OpenAI Event 12: Preview of New Inference Models o3 and o3-mini

2024-12-23

On the final day of the "12 Days of OpenAI" event, OpenAI provided a preview of its latest advanced reasoning models, o3 and o3-mini. Media outlets had previously reported that new reasoning models would be unveiled during this event.

Although these models have not yet been officially released (the company acknowledges that the final versions may undergo further post-training adjustments), OpenAI has begun accepting applications from the research community to test these systems before their public release (the exact release date is still to be determined). It is noteworthy that in September, OpenAI launched o1 (codenamed Strawberry) and skipped o2 to avoid confusion or trademark issues with the UK telecom company O2.

In the AI industry, the term "reasoning" has become common, referring to the process by which machines break down instructions into smaller tasks to produce stronger results. These models typically demonstrate the steps they take to reach an answer, rather than simply providing the final result without explanation.

According to OpenAI, o3 surpasses its predecessors in various performance metrics. In programming tests (known as SWE-Bench Verified), o3 outperformed its predecessor by 22.8% and even outshone OpenAI's chief scientist in a programming competition. In a highly challenging math competition (AIME 2024), o3 missed only one question, achieving near-perfect scores. In an expert-level science question benchmark (GPQA Diamond), o3 scored 87.7%. In the most difficult mathematical and reasoning challenges, o3 solved 25.2% of the problems, while other models had a success rate of less than 2%.

Additionally, OpenAI announced new research in the area of deliberative alignment, a technique that requires AI models to step through safety decisions. This means that instead of simply setting yes-or-no rules for the AI model, it is required to actively reason whether a user's request aligns with OpenAI's safety policies. The company claims that when tested on o1, the model's ability to follow safety guidelines surpassed that of previous models, including GPT-4.

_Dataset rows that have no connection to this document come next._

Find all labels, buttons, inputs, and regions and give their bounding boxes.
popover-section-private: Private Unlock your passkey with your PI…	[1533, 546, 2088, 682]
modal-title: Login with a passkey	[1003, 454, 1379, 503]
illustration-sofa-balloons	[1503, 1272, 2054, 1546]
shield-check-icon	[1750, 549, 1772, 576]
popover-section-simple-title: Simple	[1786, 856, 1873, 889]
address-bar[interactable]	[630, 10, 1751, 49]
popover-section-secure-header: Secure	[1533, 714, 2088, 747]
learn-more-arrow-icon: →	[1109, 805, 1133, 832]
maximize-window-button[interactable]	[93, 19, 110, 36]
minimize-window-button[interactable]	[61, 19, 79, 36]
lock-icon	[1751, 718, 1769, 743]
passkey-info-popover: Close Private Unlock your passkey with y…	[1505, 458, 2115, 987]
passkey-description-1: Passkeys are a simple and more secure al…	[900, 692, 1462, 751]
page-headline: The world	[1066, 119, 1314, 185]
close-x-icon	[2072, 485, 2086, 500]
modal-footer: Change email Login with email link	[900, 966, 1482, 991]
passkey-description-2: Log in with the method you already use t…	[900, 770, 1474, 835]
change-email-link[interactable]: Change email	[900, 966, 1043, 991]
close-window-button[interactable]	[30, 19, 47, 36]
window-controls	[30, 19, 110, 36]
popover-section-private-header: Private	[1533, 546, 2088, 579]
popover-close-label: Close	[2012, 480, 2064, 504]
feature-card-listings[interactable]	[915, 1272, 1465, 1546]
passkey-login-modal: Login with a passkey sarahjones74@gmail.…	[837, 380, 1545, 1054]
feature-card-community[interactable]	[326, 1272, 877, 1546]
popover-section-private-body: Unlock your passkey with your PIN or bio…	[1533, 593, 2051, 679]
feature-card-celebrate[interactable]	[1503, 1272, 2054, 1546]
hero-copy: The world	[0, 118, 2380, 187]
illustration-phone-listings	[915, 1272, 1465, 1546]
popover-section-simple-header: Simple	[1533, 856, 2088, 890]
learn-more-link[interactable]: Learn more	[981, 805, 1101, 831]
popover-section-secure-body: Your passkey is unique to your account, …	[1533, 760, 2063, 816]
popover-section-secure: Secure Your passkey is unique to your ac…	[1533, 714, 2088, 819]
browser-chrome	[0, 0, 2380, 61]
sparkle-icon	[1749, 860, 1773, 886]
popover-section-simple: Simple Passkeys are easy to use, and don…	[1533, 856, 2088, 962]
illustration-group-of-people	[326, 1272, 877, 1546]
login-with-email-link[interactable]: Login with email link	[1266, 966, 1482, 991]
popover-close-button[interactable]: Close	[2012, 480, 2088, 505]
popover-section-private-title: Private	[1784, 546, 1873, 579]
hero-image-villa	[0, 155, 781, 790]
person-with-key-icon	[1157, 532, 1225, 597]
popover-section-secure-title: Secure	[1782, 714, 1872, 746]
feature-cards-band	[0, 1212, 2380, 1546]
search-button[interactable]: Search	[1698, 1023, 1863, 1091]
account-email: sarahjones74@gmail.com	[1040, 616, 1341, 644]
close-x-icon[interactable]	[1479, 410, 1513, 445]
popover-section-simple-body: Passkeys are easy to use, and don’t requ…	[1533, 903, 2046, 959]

The o3 and o3-mini models previewed by OpenAI set new benchmarks in both technical capabilities and safety advancements. The o3 model series excels in coding, mathematics, and scientific reasoning, while also incorporating advanced safety features. Specifically, o3 outperformed previous models in programming (with a Codeforces rating of 2727), mathematics (achieving 96.7% accuracy in the AIME 2024 competition), and science (scoring 87.7% in the GPQA Diamond benchmark).

In EpochAI's advanced mathematics benchmark, o3 solved 25.2% of the problems, compared to a maximum accuracy of 2% for previous models. In the ARC-AGI benchmark, o3 scored 87.5%, surpassing human performance and marking a significant milestone in conceptual reasoning.

Meanwhile, o3-mini, a streamlined version of o3, is optimized for coding tasks to enhance efficiency. While maintaining excellent performance, o3-mini reduces computational costs and supports three adjustable inference effort settings (low, medium, and high), allowing for flexible application across different tasks.

OpenAI stated that it will take a cautious approach to the release of o3. The company plans to initially open both models to the public for safety testing, with the application deadline set for January 10, 2025. The o3-mini is expected to be officially released around the end of January, followed by o3.

Furthermore, OpenAI introduced a new safety technology called deliberative alignment, which leverages the model's reasoning capabilities to better identify and handle potentially unsafe prompts. This development marks a significant advancement in the field of AI safety, demonstrating superior performance in accurately rejecting inappropriate requests while avoiding over-rejection of legitimate ones.